Bountiful wheat crop: As harvest winds down, farmers worry about beans, corn

Lawrence area farmer Jerry Neis’ 170 acres of wheat produced more than 50 bushels an acre, a rate better than the county’s average in recent years.

But this week as he rakes hay from atop his John Deere tractor, he’s seeing evidence of dark days ahead for an even more important part of his operation: 200 acres of corn and 240 acres of soybeans, all struggling to thrive in his cracked fields near Eudora.

“It needs a drink,” Neis said.

Such is the life of Douglas County farmers as they wrap up a bountiful harvest of their No. 3 crop – wheat – while sweating the condition of their main cash products: corn and soybeans.

Countywide, wheat farmers likely will have an average yield of 50 to 53 bushels an acre, said Bill Wood, the county’s agriculture agent for K-State Research & Extension. That would top the 35 bushels-an-acre yield of a year ago, and surpass the five-year average of 46 bushels an acre.

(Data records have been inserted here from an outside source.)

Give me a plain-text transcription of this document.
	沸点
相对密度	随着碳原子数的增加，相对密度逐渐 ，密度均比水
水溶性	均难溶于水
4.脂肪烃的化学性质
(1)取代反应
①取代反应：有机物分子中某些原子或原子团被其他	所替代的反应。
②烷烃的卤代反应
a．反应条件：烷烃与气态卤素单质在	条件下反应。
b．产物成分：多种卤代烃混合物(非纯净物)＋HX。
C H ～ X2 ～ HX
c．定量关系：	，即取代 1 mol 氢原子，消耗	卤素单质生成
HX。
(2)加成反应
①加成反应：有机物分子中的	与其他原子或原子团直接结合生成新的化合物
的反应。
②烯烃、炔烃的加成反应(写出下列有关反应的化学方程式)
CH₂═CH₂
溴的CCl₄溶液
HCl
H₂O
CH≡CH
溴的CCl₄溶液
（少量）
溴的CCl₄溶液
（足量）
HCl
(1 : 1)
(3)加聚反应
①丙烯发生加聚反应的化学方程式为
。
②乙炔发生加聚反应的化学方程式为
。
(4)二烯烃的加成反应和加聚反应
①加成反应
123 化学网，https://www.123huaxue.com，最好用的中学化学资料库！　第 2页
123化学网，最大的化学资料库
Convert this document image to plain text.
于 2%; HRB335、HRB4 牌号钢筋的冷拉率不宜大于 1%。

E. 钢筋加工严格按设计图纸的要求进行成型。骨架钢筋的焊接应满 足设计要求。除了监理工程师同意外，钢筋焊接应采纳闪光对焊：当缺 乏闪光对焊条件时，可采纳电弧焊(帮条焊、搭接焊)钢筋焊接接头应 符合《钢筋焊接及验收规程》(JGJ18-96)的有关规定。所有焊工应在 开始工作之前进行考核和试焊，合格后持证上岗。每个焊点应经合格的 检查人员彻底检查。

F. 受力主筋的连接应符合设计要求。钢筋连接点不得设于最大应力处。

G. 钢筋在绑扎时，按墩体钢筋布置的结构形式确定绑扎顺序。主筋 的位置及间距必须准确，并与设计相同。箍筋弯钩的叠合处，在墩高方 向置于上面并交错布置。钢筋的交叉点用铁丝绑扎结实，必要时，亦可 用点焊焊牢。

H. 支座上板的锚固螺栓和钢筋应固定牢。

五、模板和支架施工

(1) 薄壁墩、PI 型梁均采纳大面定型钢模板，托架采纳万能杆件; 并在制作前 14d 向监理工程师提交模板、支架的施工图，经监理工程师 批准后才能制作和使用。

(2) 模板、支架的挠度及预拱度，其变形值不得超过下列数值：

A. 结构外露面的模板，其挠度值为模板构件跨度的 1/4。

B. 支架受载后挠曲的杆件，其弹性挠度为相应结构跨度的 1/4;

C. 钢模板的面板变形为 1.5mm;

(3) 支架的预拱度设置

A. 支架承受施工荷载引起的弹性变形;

One problem: County farmers typically plant fewer than 7,000 acres of wheat in any given year – a total that runs a distant third to soybeans (39,000 acres) and corn (25,000 acres).

And the corn is struggling. Some varieties planted in April already are getting to the pollination stage, when each plant decides how many kernels to grow and therefore how much profit to produce.

Roger Pine, of rural Lawrence, cuts wheat Monday near Lawrence Municipal Airport. Wheat harvest is nearly complete in Douglas County.

Without moisture in the ground, Wood said, many plants are deciding against filling out.

“Right now, today, I’d say our corn crop is hurting,” said Wood, who expects the corn harvest to start in late August and soybean harvest to start soon after that. “I’d say we’re not going to have an average corn crop : and below average is not good. Even our soybeans need rain. They need to be growing fast and furious right now.

“It needs rain desperately. All of it does.”

It’s getting to the point that Neis actually is rooting for rain for the Independence Day weekend – 2 inches over two or three days would be optimum – and again during the Douglas County Free Fair in late July and early August.

“Those are critical times as far as I’m looking at it,” Neis said Wednesday, still hoping to beat the county average on corn and soybeans but losing optimism with each passing dry day. “I’d hate to see it rain things out, but I’ll take rain whenever I can get it.”